Lebenskunst 16.10.2022, Gerhard Langer

„Verschaff mir Recht!“ – Bibelessay zu Lukas 18, 1–8

Jesus liebte Gleichnisse. Was ist das Besondere an Gleichnissen? Erstens kann man durch sie in einer für alle verständlichen Sprache sprechen, den Alltag einfließen lassen, komplizierte Sachverhalte einfach erklären. Und zweitens ist es darin möglich, auch über Gott mit offenen Worten zu sprechen, Kritik zu üben, Unverständnis auszudrücken und Protest.

Genau dies geschieht auch hier. Das Gleichnis vom ungerechten Richter ist geradezu ein Paradebeispiel für eine gewagte Gotteskritik. Ein Richter soll gerecht und unparteiisch sein, und vor allem soll er niemanden bevorzugen, der reicher oder mächtiger ist als andere. Witwen zählen nicht nur in antiken Kulturen zu den Armen, den am meisten Schutzbedürftigen. Ihnen zu ihrem Recht zu verhelfen, wurde schon im alten Israel als Pflicht angesehen, sie zu unterstützen gehörte zu den wichtigen Verhaltensregeln, die immer wieder mit Nachdruck gelehrt wurden.

Gerhard Langer

ist katholischer Theologe und Professor für Judaistik an der Universität Wien

Das Schreien zu Gott war ein Ausdruck der Verzweiflung

Der Richter wird als jemand geschildert, der sich genau nicht an diese Normen hält, die auf Gottes Recht zurückgeführt und von den Menschen gleichermaßen als richtig erkannt wurden. Nur ihre Hartnäckigkeit, die ihm Angst macht, ja sogar die Furcht vor von ihr angewandter Gewalt bewirken erst ein Umdenken und lassen ihn sich ihrer Sache annehmen.

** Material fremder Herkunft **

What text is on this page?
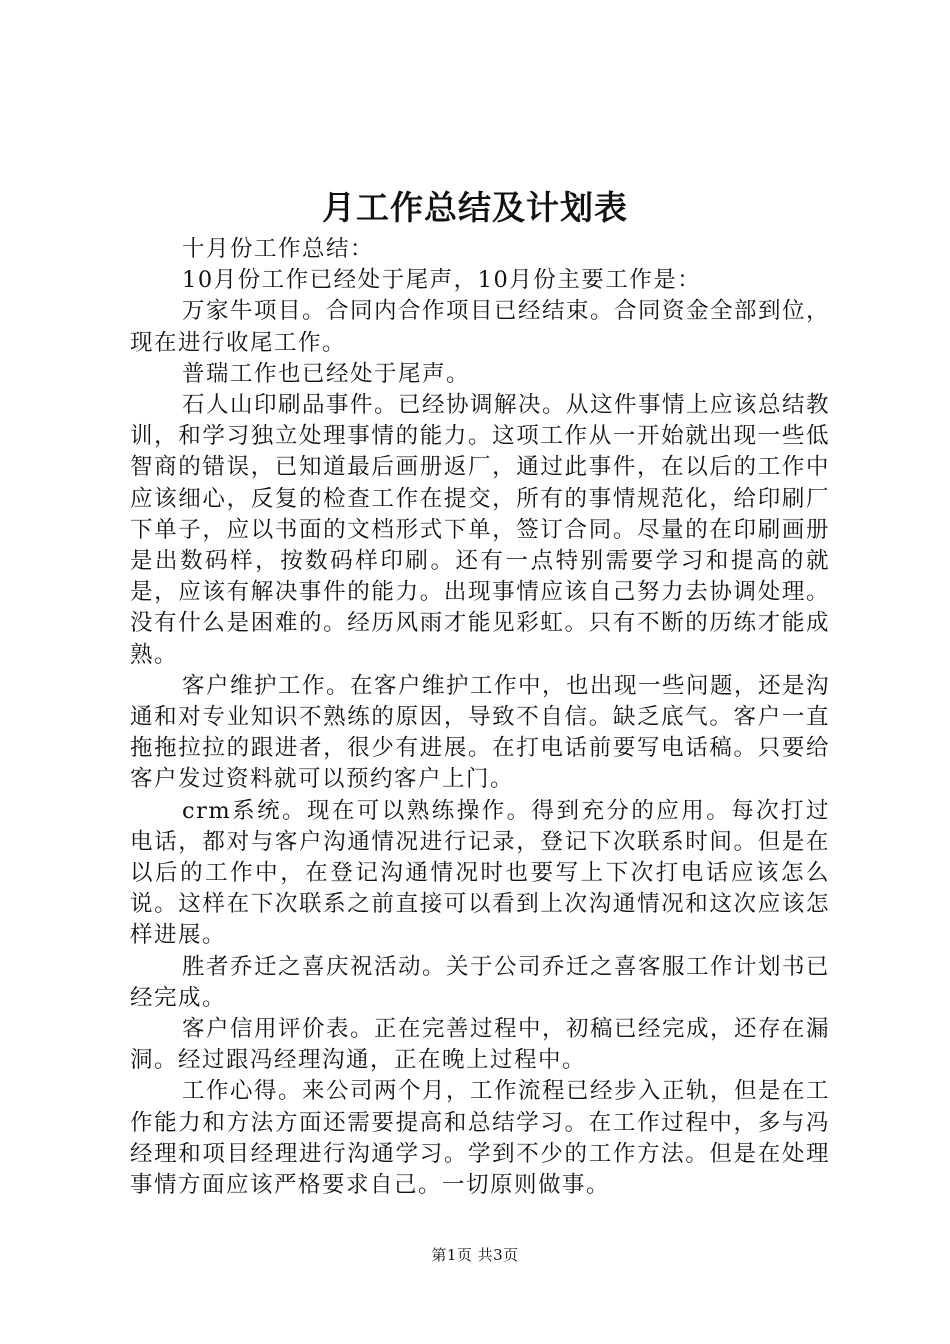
月工作总结及计划表

十月份工作总结：

10月份工作已经处于尾声，10月份主要工作是：

万家牛项目。合同内合作项目已经结束。合同资金全部到位，现在进行收尾工作。

普瑞工作也已经处于尾声。

石人山印刷品事件。已经协调解决。从这件事情上应该总结教训，和学习独立处理事情的能力。这项工作从一开始就出现一些低智商的错误，已知道最后画册返厂，通过此事件，在以后的工作中应该细心，反复的检查工作在提交，所有的事情规范化，给印刷厂下单子，应以书面的文档形式下单，签订合同。尽量的在印刷画册是出数码样，按数码样印刷。还有一点特别需要学习和提高的就是，应该有解决事件的能力。出现事情应该自己努力去协调处理。没有什么是困难的。经历风雨才能见彩虹。只有不断的历练才能成熟。

客户维护工作。在客户维护工作中，也出现一些问题，还是沟通和对专业知识不熟练的原因，导致不自信。缺乏底气。客户一直拖拖拉拉的跟进者，很少有进展。在打电话前要写电话稿。只要给客户发过资料就可以预约客户上门。

crm系统。现在可以熟练操作。得到充分的应用。每次打过电话，都对与客户沟通情况进行记录，登记下次联系时间。但是在以后的工作中，在登记沟通情况时也要写上下次打电话应该怎么说。这样在下次联系之前直接可以看到上次沟通情况和这次应该怎样进展。

胜者乔迁之喜庆祝活动。关于公司乔迁之喜客服工作计划书已经完成。

客户信用评价表。正在完善过程中，初稿已经完成，还存在漏洞。经过跟冯经理沟通，正在晚上过程中。

工作心得。来公司两个月，工作流程已经步入正轨，但是在工作能力和方法方面还需要提高和总结学习。在工作过程中，多与冯经理和项目经理进行沟通学习。学到不少的工作方法。但是在处理事情方面应该严格要求自己。一切原则做事。

第1页 共3页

Dieser Richter im Gleichnis ist zweifellos Gott. Nur im Gleichnis konnte man es wohl wagen, ihn selbst als gottlos und ungerecht zu bezeichnen. Offen ausgesprochen wäre dies dazumal wahrscheinlich einer Blasphemie gleichgekommen. So aber wird ihm von Jesus bzw. der Gemeinde, die sich auf Jesus von Nazareth beruft, ein Spiegel vorgehalten. Bist du, Gott, von dem die Bibel spricht, nicht ungerecht, wenn du unser Schreien nicht hörst? Das Schreien zu Gott war bereits im Alten oder Ersten Testament ein Ausdruck der Verzweiflung in tiefster Not. Dort aber heißt es etwa während der Sklaverei der Israeliten in Ägypten, dass Gott dieses Schreien gehört hat.

Lebenskunst
Sonntag, 16.10.2022, 7.05 Uhr, Ö1

Ein offenes Wort zu reden

Genauso meint die jesuanische Gemeinde, wird Gott auch ihr Schreien hören und Gerechtigkeit schaffen. Im Text wird hier ein im Judentum häufiger hermeneutischer Schluss vom Leichteren auf das Schwerere angewandt. Das bedeutet: Wenn schon im Falle der Witwe, die mit Gewalt droht, der Richter, also Gott, ein Einsehen hat und sich ihr zuwendet, um wie viel mehr müsste er es in Bezug auf eine Gemeinde tun, die sich immer loyal und voller Verehrung diesem Gott gegenüber benommen hat. Wäre es nicht logisch, dass Gott hier schnell reagiert?

Dieser kleine Abschnitt zeigt, dass es schon in den Anfängen des Christentums Ängste und Sorgen gab, dass Gott ungerecht und unaufmerksam sein könnte. Sieht man heute auf Texte wie diese, so können sie dazu ermutigen, vor Gott nicht feige oder duckmäuserisch zu sein. Wenn man sich als gläubiger, religiöser Mensch an Gott wendet, ist es legitim, mit ihm auch ein offenes Wort zu reden, ihn kritisch zu befragen und auch einmal den Frust von der Seele zu sprechen. Ob es dafür ein Gleichnis braucht, sei dahingestellt.